What is the Liberals' actual record on the just transition for workers?

"Federal watchdog warns Canada's 2030 emissions target may not be achievable" (CBC, Apr 26, 2022)
"The commissioner, Jerry DeMarco, released a series of audits today that document the federal govt's environment-related shortcomings — including its failure to produce a meaningful 'just transition' plan for energy workers displaced by the transition to a low-carbon economy and the uneven application of a supposedly national price on carbon emissions.
"Commissioner chides Ottawa for non-existent 'just transition' plan
"DeMarco said the govt has done little to prepare for an expected wave of layoffs in the energy sector as the country moves away from fossil fuels like coal, oil and natural gas in the coming years.
"DeMarco said the govt has long promised to produce some sort of 'just transition' plan to help affected workers with income and pension support and job retraining. He said the govt has been 'slow off the mark,' has taken 'little action' and is woefully 'unprepared' for possible mass unemployment. …

"Cracks appear in Liberal-NDP alliance as Singh condemns Ottawa's climate 'failure'" (CBC, Apr 27, 2022)
"Despite repeated promises to table legislation to initiate a 'just transition' for energy workers facing unemployment as Canada shifts to a greener future, DeMarco said he found little evidence that the Liberal govt has done any meaningful work on this issue.
"Singh said Wednesday that workers need to be at the centre of any govt action on climate. With 170,000 fossil fuel industry workers facing an uncertain future, the NDP leader said Ottawa must craft a credible plan to prevent economic calamity.
"'We can't leave workers behind and there's no plan in what the Liberals have proposed,' he said. 'It's a complete failure.'
Criticism of the Liberals' failure to plan a "just transition" for workers from Environment Commissioner Jerry DeMarco, Green Party MP Mike Morrice, and the NDP's natural resources critic, Charlie Angus:
"Federal government not ready to deliver a just transition despite past promises" (April 27th 2022)

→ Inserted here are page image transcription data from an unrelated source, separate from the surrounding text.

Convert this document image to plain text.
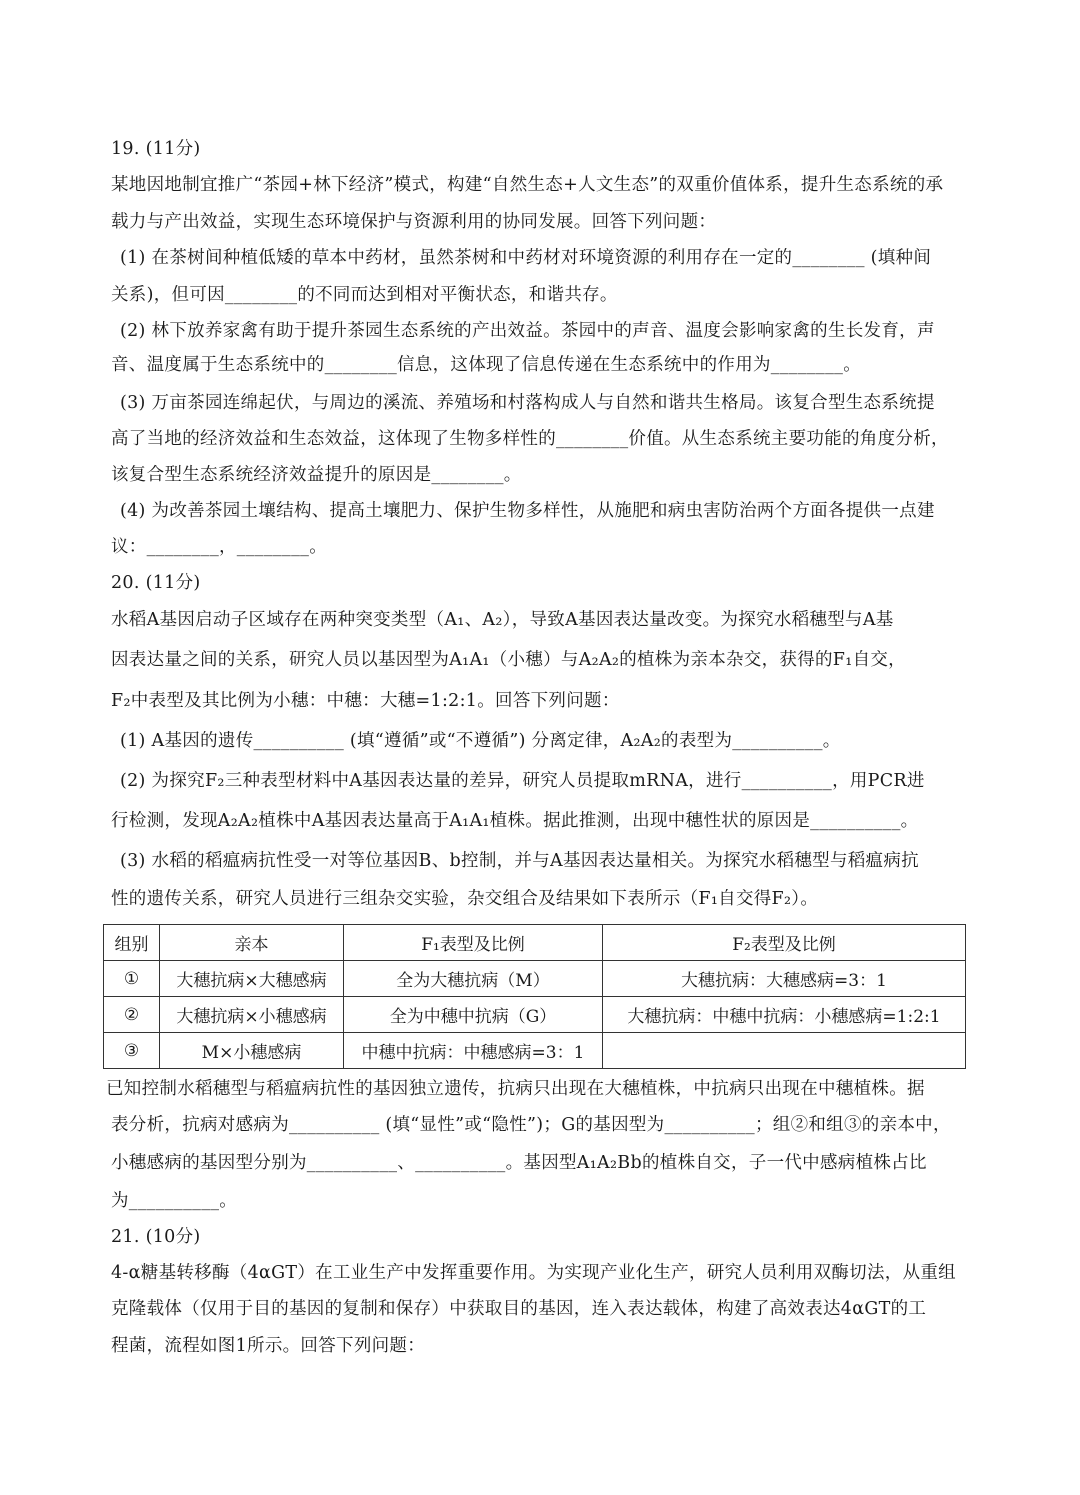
19. (11分)
某地因地制宜推广“茶园+林下经济”模式，构建“自然生态+人文生态”的双重价值体系，提升生态系统的承
载力与产出效益，实现生态环境保护与资源利用的协同发展。回答下列问题：
(1) 在茶树间种植低矮的草本中药材，虽然茶树和中药材对环境资源的利用存在一定的________ (填种间
关系)，但可因________的不同而达到相对平衡状态，和谐共存。
(2) 林下放养家禽有助于提升茶园生态系统的产出效益。茶园中的声音、温度会影响家禽的生长发育，声
音、温度属于生态系统中的________信息，这体现了信息传递在生态系统中的作用为________。
(3) 万亩茶园连绵起伏，与周边的溪流、养殖场和村落构成人与自然和谐共生格局。该复合型生态系统提
高了当地的经济效益和生态效益，这体现了生物多样性的________价值。从生态系统主要功能的角度分析，
该复合型生态系统经济效益提升的原因是________。
(4) 为改善茶园土壤结构、提高土壤肥力、保护生物多样性，从施肥和病虫害防治两个方面各提供一点建
议：________，________。
20. (11分)
水稻A基因启动子区域存在两种突变类型（A₁、A₂），导致A基因表达量改变。为探究水稻穗型与A基
因表达量之间的关系，研究人员以基因型为A₁A₁（小穗）与A₂A₂的植株为亲本杂交，获得的F₁自交，
F₂中表型及其比例为小穗：中穗：大穗=1:2:1。回答下列问题：
(1) A基因的遗传__________ (填“遵循”或“不遵循”) 分离定律，A₂A₂的表型为__________。
(2) 为探究F₂三种表型材料中A基因表达量的差异，研究人员提取mRNA，进行__________，用PCR进
行检测，发现A₂A₂植株中A基因表达量高于A₁A₁植株。据此推测，出现中穗性状的原因是__________。
(3) 水稻的稻瘟病抗性受一对等位基因B、b控制，并与A基因表达量相关。为探究水稻穗型与稻瘟病抗
性的遗传关系，研究人员进行三组杂交实验，杂交组合及结果如下表所示（F₁自交得F₂）。
组别	亲本	F₁表型及比例	F₂表型及比例
①	大穗抗病×大穗感病	全为大穗抗病（M）	大穗抗病：大穗感病=3：1
②	大穗抗病×小穗感病	全为中穗中抗病（G）	大穗抗病：中穗中抗病：小穗感病=1:2:1
③	M×小穗感病	中穗中抗病：中穗感病=3：1	
已知控制水稻穗型与稻瘟病抗性的基因独立遗传，抗病只出现在大穗植株，中抗病只出现在中穗植株。据
表分析，抗病对感病为__________ (填“显性”或“隐性”)；G的基因型为__________；组②和组③的亲本中，
小穗感病的基因型分别为__________、__________。基因型A₁A₂Bb的植株自交，子一代中感病植株占比
为__________。
21. (10分)
4-α糖基转移酶（4αGT）在工业生产中发挥重要作用。为实现产业化生产，研究人员利用双酶切法，从重组
克隆载体（仅用于目的基因的复制和保存）中获取目的基因，连入表达载体，构建了高效表达4αGT的工
程菌，流程如图1所示。回答下列问题：
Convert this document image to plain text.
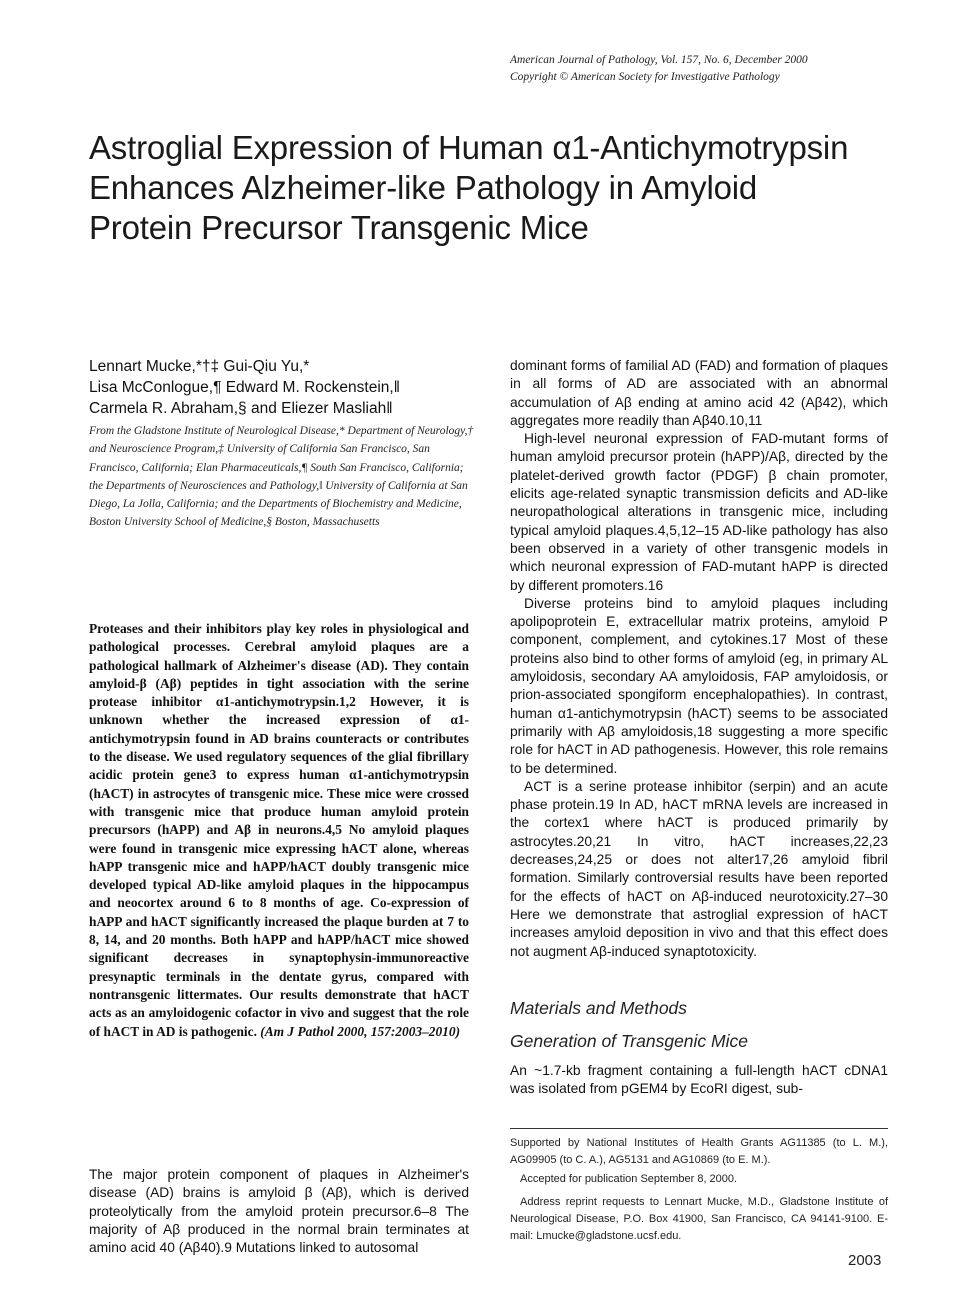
American Journal of Pathology, Vol. 157, No. 6, December 2000
Copyright © American Society for Investigative Pathology
Astroglial Expression of Human α1-Antichymotrypsin
Enhances Alzheimer-like Pathology in Amyloid
Protein Precursor Transgenic Mice
Lennart Mucke,*†‡ Gui-Qiu Yu,*
Lisa McConlogue,¶ Edward M. Rockenstein,‖
Carmela R. Abraham,§ and Eliezer Masliah‖
From the Gladstone Institute of Neurological Disease,* Department of Neurology,† and Neuroscience Program,‡ University of California San Francisco, San Francisco, California; Elan Pharmaceuticals,¶ South San Francisco, California; the Departments of Neurosciences and Pathology,‖ University of California at San Diego, La Jolla, California; and the Departments of Biochemistry and Medicine, Boston University School of Medicine,§ Boston, Massachusetts
Proteases and their inhibitors play key roles in physiological and pathological processes. Cerebral amyloid plaques are a pathological hallmark of Alzheimer's disease (AD). They contain amyloid-β (Aβ) peptides in tight association with the serine protease inhibitor α1-antichymotrypsin.1,2 However, it is unknown whether the increased expression of α1-antichymotrypsin found in AD brains counteracts or contributes to the disease. We used regulatory sequences of the glial fibrillary acidic protein gene3 to express human α1-antichymotrypsin (hACT) in astrocytes of transgenic mice. These mice were crossed with transgenic mice that produce human amyloid protein precursors (hAPP) and Aβ in neurons.4,5 No amyloid plaques were found in transgenic mice expressing hACT alone, whereas hAPP transgenic mice and hAPP/hACT doubly transgenic mice developed typical AD-like amyloid plaques in the hippocampus and neocortex around 6 to 8 months of age. Co-expression of hAPP and hACT significantly increased the plaque burden at 7 to 8, 14, and 20 months. Both hAPP and hAPP/hACT mice showed significant decreases in synaptophysin-immunoreactive presynaptic terminals in the dentate gyrus, compared with nontransgenic littermates. Our results demonstrate that hACT acts as an amyloidogenic cofactor in vivo and suggest that the role of hACT in AD is pathogenic. (Am J Pathol 2000, 157:2003–2010)
The major protein component of plaques in Alzheimer's disease (AD) brains is amyloid β (Aβ), which is derived proteolytically from the amyloid protein precursor.6–8 The majority of Aβ produced in the normal brain terminates at amino acid 40 (Aβ40).9 Mutations linked to autosomal

dominant forms of familial AD (FAD) and formation of plaques in all forms of AD are associated with an abnormal accumulation of Aβ ending at amino acid 42 (Aβ42), which aggregates more readily than Aβ40.10,11

High-level neuronal expression of FAD-mutant forms of human amyloid precursor protein (hAPP)/Aβ, directed by the platelet-derived growth factor (PDGF) β chain promoter, elicits age-related synaptic transmission deficits and AD-like neuropathological alterations in transgenic mice, including typical amyloid plaques.4,5,12–15 AD-like pathology has also been observed in a variety of other transgenic models in which neuronal expression of FAD-mutant hAPP is directed by different promoters.16

Diverse proteins bind to amyloid plaques including apolipoprotein E, extracellular matrix proteins, amyloid P component, complement, and cytokines.17 Most of these proteins also bind to other forms of amyloid (eg, in primary AL amyloidosis, secondary AA amyloidosis, FAP amyloidosis, or prion-associated spongiform encephalopathies). In contrast, human α1-antichymotrypsin (hACT) seems to be associated primarily with Aβ amyloidosis,18 suggesting a more specific role for hACT in AD pathogenesis. However, this role remains to be determined.

ACT is a serine protease inhibitor (serpin) and an acute phase protein.19 In AD, hACT mRNA levels are increased in the cortex1 where hACT is produced primarily by astrocytes.20,21 In vitro, hACT increases,22,23 decreases,24,25 or does not alter17,26 amyloid fibril formation. Similarly controversial results have been reported for the effects of hACT on Aβ-induced neurotoxicity.27–30 Here we demonstrate that astroglial expression of hACT increases amyloid deposition in vivo and that this effect does not augment Aβ-induced synaptotoxicity.

Materials and Methods
Generation of Transgenic Mice
An ~1.7-kb fragment containing a full-length hACT cDNA1 was isolated from pGEM4 by EcoRI digest, sub-

Supported by National Institutes of Health Grants AG11385 (to L. M.), AG09905 (to C. A.), AG5131 and AG10869 (to E. M.).

Accepted for publication September 8, 2000.

Address reprint requests to Lennart Mucke, M.D., Gladstone Institute of Neurological Disease, P.O. Box 41900, San Francisco, CA 94141-9100. E-mail: Lmucke@gladstone.ucsf.edu.

2003
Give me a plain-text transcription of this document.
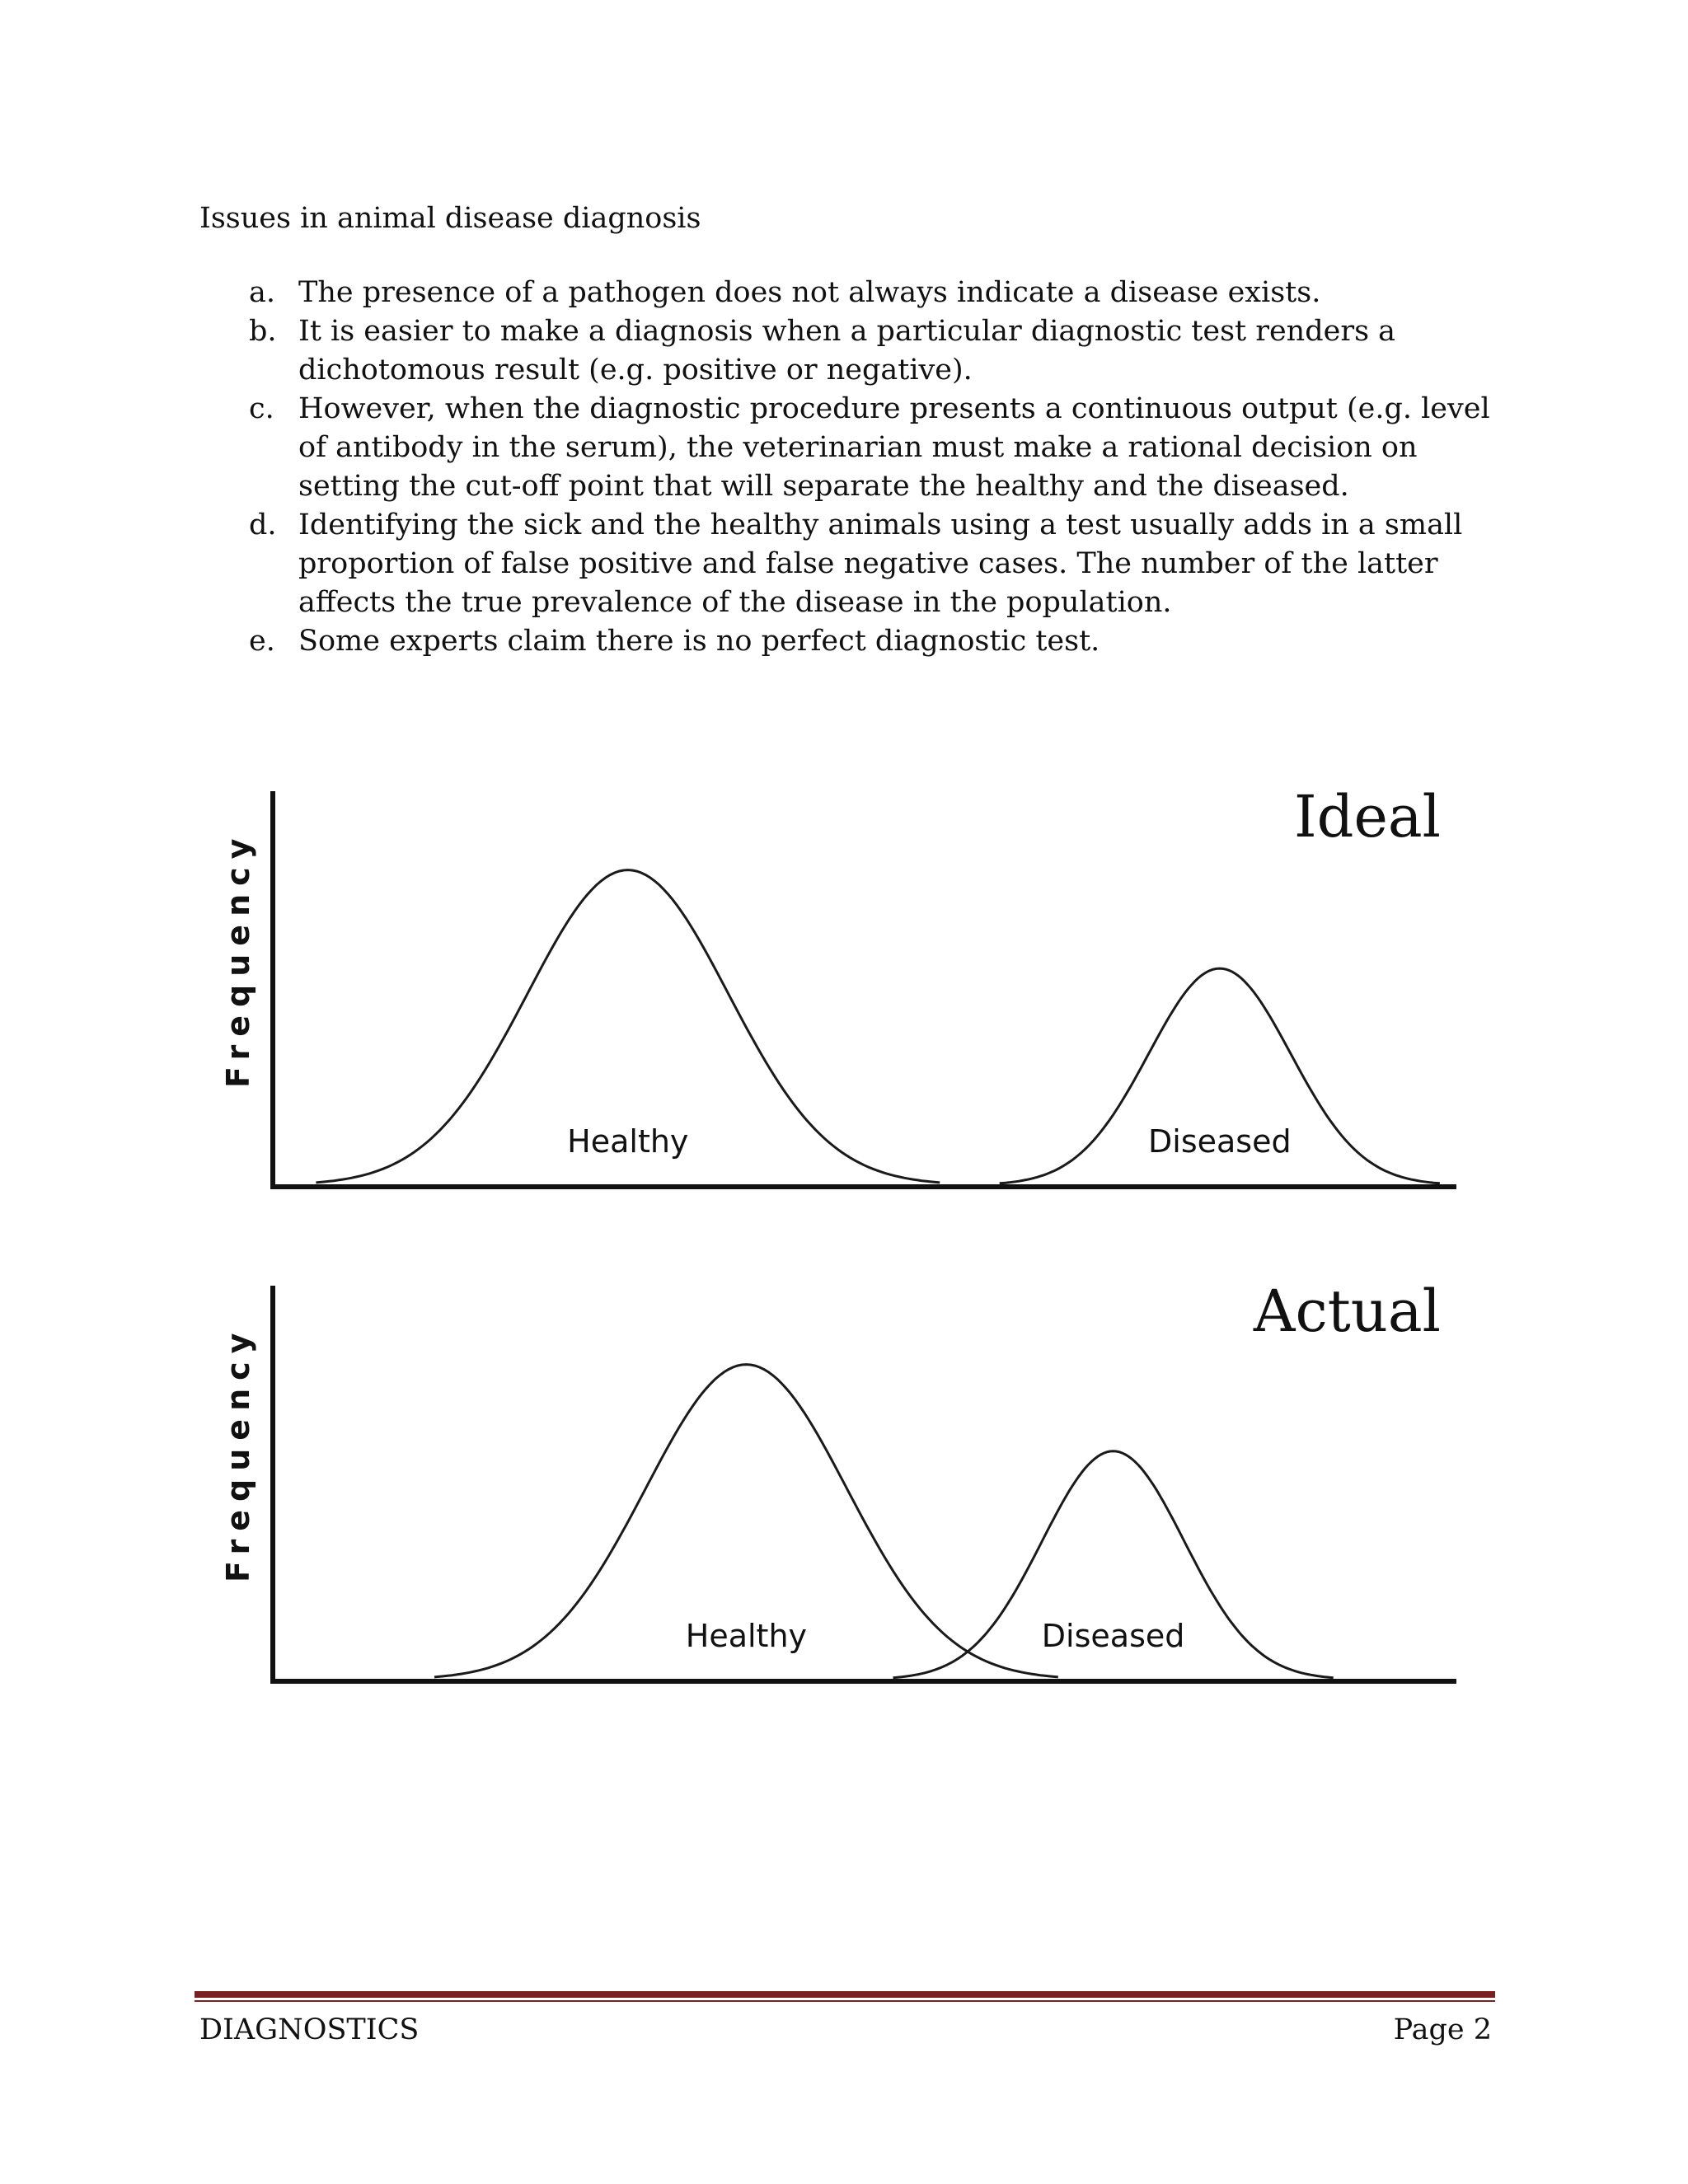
Issues in animal disease diagnosis
a. The presence of a pathogen does not always indicate a disease exists.
b. It is easier to make a diagnosis when a particular diagnostic test renders a dichotomous result (e.g. positive or negative).
c. However, when the diagnostic procedure presents a continuous output (e.g. level of antibody in the serum), the veterinarian must make a rational decision on setting the cut-off point that will separate the healthy and the diseased.
d. Identifying the sick and the healthy animals using a test usually adds in a small proportion of false positive and false negative cases. The number of the latter affects the true prevalence of the disease in the population.
e. Some experts claim there is no perfect diagnostic test.
Frequency
Ideal
Healthy	Diseased
Frequency
Actual
Healthy	Diseased
DIAGNOSTICS	Page 2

Oilsands majors have no plans to move into renewables:

"This week, Cenovus, Canadian Natural Resources and Imperial Oil all reiterated their stance they have no appetite to build their own wind or solar. Instead, the focus is squarely on being oil & gas companies. …
"'The preference is to stick with what we know and what we're good at,' said Tim McKay, president of Canadian Natural, during the Scotiabank CAPP Energy Symposium.
"'If I was to get into wind power, I would have to relearn it and figure out how I could compete with other producers.'
"In the past, some executives have said it's not about a lack of knowledge, since oil majors have branched out into new ventures like petrochemicals without any prior experience.
"Cenovus chief executive Alex Pourbaix said the only renewable energy consideration would be potentially purchasing the electricity from a third party.
"'Where we're likely to remain is focused on oil & gas production. 'Don't look for us to become a late-entrant renewable-power developer.'
"Big oil companies have 'diametrically opposed' views on renewables" (CBC, Apr 09, 2021)

Add this to the pile:

"The Canadian Association of Petroleum Producers (CAPP) also encouraged its members to submit feedback, with high-level recommendations like … ensuring any 'just transition' policy is aimed at cementing Canada as a global supplier of fossil fuels, rather than transitioning out of the industry."
"Industry and climate groups face off over just transition consultation" (National Observer, 06-Oct-21)

CCS? Nuclear? Hydrogen? Let the private sector waste their money on these (they won't). We need to accelerate the deployment of simple solutions which are already proven and inexpensive like wind and solar. Mr O'Regan, you continue to amaze me with how well you can bend yourself into a pretzel to appease the oil & gas industry.